Religious Developments In Cappadocia Region in Turkey
Religious Developments In Cappadocia Region in Turkey,
In the year 381, Caesarea was disconnected from the Patriarchate of Antioch and entered the authority of the Patriarchate of Constantinople. In this way, the city was under the direct influence of the Greek capital. Officially it remained faithful to Orthodoxy and was not affected by the Nestorian, Monophysite, and Paulist doctrines. In some of the isolated monasteries, old ways of religious thinking and ideas did not perish. The Iconoclastic claim busied their minds for more than a century (726-843).
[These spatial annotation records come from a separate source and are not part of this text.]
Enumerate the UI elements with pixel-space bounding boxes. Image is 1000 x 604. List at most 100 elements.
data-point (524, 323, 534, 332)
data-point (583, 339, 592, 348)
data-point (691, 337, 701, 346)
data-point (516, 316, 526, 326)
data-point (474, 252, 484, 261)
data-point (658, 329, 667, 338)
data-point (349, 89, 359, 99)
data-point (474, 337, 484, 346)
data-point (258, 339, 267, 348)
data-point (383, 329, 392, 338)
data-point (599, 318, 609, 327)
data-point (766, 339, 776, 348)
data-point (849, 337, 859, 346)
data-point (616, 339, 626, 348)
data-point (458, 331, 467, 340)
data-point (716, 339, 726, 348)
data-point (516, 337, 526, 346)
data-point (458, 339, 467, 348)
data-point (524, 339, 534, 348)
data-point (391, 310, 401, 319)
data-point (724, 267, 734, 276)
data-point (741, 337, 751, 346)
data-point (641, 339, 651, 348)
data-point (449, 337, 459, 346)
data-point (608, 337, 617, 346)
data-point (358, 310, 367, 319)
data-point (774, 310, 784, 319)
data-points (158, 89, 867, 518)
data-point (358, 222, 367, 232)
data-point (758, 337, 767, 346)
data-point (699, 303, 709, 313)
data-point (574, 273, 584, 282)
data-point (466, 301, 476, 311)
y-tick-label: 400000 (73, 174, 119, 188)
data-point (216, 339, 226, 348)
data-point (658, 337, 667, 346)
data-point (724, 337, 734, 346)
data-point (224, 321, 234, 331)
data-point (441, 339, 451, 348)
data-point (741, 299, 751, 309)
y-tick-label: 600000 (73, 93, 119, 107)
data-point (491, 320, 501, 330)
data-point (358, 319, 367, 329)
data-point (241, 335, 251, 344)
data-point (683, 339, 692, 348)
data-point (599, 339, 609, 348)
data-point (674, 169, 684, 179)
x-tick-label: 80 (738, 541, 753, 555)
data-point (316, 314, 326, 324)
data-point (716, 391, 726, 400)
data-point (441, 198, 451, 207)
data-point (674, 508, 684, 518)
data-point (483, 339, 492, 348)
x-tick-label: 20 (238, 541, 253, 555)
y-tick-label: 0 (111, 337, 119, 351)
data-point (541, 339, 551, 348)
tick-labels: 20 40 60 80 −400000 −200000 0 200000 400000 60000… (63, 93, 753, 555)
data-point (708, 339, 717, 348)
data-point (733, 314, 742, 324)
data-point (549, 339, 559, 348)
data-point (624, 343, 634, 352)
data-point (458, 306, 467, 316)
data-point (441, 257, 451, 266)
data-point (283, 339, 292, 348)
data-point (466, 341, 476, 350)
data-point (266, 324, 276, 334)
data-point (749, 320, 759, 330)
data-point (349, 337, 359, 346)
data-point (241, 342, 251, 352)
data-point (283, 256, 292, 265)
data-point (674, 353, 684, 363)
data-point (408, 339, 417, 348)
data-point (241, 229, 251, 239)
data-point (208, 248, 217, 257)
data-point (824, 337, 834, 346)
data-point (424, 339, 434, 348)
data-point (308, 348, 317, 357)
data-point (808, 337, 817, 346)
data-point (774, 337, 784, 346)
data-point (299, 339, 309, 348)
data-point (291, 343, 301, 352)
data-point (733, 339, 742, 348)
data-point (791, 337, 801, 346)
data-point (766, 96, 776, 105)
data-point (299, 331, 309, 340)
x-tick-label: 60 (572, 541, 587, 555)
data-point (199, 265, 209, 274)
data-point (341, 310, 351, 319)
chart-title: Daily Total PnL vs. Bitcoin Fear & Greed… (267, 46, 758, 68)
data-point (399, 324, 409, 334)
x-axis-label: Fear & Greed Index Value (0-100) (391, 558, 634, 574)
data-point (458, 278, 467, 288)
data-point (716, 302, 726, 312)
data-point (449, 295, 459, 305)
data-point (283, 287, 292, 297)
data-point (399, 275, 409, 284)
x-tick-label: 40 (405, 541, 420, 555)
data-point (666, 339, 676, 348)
During the first quarter of the 8th century, worshipping of the images went as far as idolatry. At the same time, the Christians were under the influence of Jews and Moslems who opposed worshipping figures and images. According to the sacred rules and laws, Christ could not be represented in such a strange and disrespectful way. In the 7th century, the Byzantine community was separated into two groups as monks and laymen. The struggle against the icons continued with the persecution of the monks, closing of the monasteries, and the revoking of religious privileges. The Iconoclastic period was broken bet-ween 787 and 815, during the reign of Empress Irene. But Constantin the 5th accelerated the Iconoclastic movement by calling the Iconoclastic Council to unite. Everything other than the cross was prohibited. It was declared that those who made and possessed figures would be punished severely. In 843 Empress Theodora brought an and to the Iconoclastic period. Destroyed churches were repaired and new churches were built. The walls were painted with mosaics, decorations, and frescoes. The monastic life made a fresh start. After enough security was established on the eastern border (under an effective religious administration) Cappadocia was under the complete authority of the Empire. Even after the Turk-ish occupation, the influence of the Patriarch of Constantinople continued over the Cappadocian churches. The bishops remained in their districts, but after the 14th century, they were reduced in number and population.